Tata Consultancy Services — No. 4 on the CRN 2015 SP 500 — increased its data center outsourcing and infrastructure utility services global revenue by nearly 25 percent in 2014. That increase was heavily influenced by its growth in North America.

The Mumbai, India-based company has consistently stressed the importance of leveraging secure, regionally interconnected locations, effective leveraging its own cloud and seamlessly integrating its offerings across public, private and hybrid clouds. The company’s focus has consistently propelled Tata’s solutions forward.

Strengths: TCS has created more than 10 vertical-specific strategies in areas ranging from government to manufacturing. Gartner reports that Tata has a 98 percent customer retention rate and strong delivery pipeline. Its automation, business management, cloud and global delivery approach coupled with its new automation product may further improve the company’s market traction, Gartner said.

Cautions: TCS’ infrastructure utility services growth has historically been curtailed by its selective pursuit of deals providing end-to-end solutions. TCS’ attrition rate also continues to grow every quarter, and unless it figures out how to retain personnel, TCS will not be able to meet projected head count requirements. TCS must improve its leadership presence and use of junior resources, clients said.

Challenger: CGI

CGI’s North American data center outsourcing revenue dropped by 12.8 percent in 2014, to $591 million, with global data center outsourcing revenue coming in at $1.27 billion.

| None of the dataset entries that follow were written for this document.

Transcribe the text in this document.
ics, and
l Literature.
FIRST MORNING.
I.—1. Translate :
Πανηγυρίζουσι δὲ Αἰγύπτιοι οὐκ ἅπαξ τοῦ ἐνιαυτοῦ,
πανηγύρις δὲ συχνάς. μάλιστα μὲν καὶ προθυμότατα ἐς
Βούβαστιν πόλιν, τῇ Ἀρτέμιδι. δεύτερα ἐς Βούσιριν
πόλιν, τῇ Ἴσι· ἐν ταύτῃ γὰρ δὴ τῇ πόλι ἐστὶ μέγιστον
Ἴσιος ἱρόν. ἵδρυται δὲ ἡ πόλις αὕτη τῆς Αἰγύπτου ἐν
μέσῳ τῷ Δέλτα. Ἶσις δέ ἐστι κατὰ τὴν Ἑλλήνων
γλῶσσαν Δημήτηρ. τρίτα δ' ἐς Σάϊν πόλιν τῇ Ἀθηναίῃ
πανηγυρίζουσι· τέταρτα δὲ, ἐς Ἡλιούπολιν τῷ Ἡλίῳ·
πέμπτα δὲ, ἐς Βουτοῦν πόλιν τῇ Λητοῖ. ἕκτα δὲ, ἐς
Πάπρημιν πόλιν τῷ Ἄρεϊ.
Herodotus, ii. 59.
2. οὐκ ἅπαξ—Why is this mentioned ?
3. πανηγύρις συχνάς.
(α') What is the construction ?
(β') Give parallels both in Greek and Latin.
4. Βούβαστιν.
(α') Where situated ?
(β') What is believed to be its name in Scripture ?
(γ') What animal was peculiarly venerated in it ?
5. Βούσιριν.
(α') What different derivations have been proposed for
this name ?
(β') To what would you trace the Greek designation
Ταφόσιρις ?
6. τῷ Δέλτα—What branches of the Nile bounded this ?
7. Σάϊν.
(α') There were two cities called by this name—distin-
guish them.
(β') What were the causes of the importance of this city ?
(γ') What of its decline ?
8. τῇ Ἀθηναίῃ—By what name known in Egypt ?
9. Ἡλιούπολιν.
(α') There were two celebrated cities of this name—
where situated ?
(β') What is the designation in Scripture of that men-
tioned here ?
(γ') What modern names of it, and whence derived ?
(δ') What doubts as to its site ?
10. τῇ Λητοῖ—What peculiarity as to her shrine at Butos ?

The Montreal-based company, No. 15 on the CRN 2015 SP 500, runs both traditional integration services and programs to standardize its services across the globe, setting up partnerships with companies like Dell and Hitachi to help it do so.

Strengths: CGI is developing higher-level services like multicloud management and is moving toward a service integration and asset management solution for its customers. CGI’s focus on cloud migration and application modernization is a sound strategy for avoiding overexposure to commoditized services. CGI is moving toward a partnership-based approach to its service delivery and go-to-market strategy.

Cautions: CGI’s geographic structure increases the risk of inconsistent service delivery and can hurt its ability to deliver global solutions. CGI also suffers from a lack of brand recognition since it was a latecomer to integrating global delivery. Clients report a lack of relevant automation initiatives by CGI and stated the need for CGI to improve its cloud offerings and backup technology.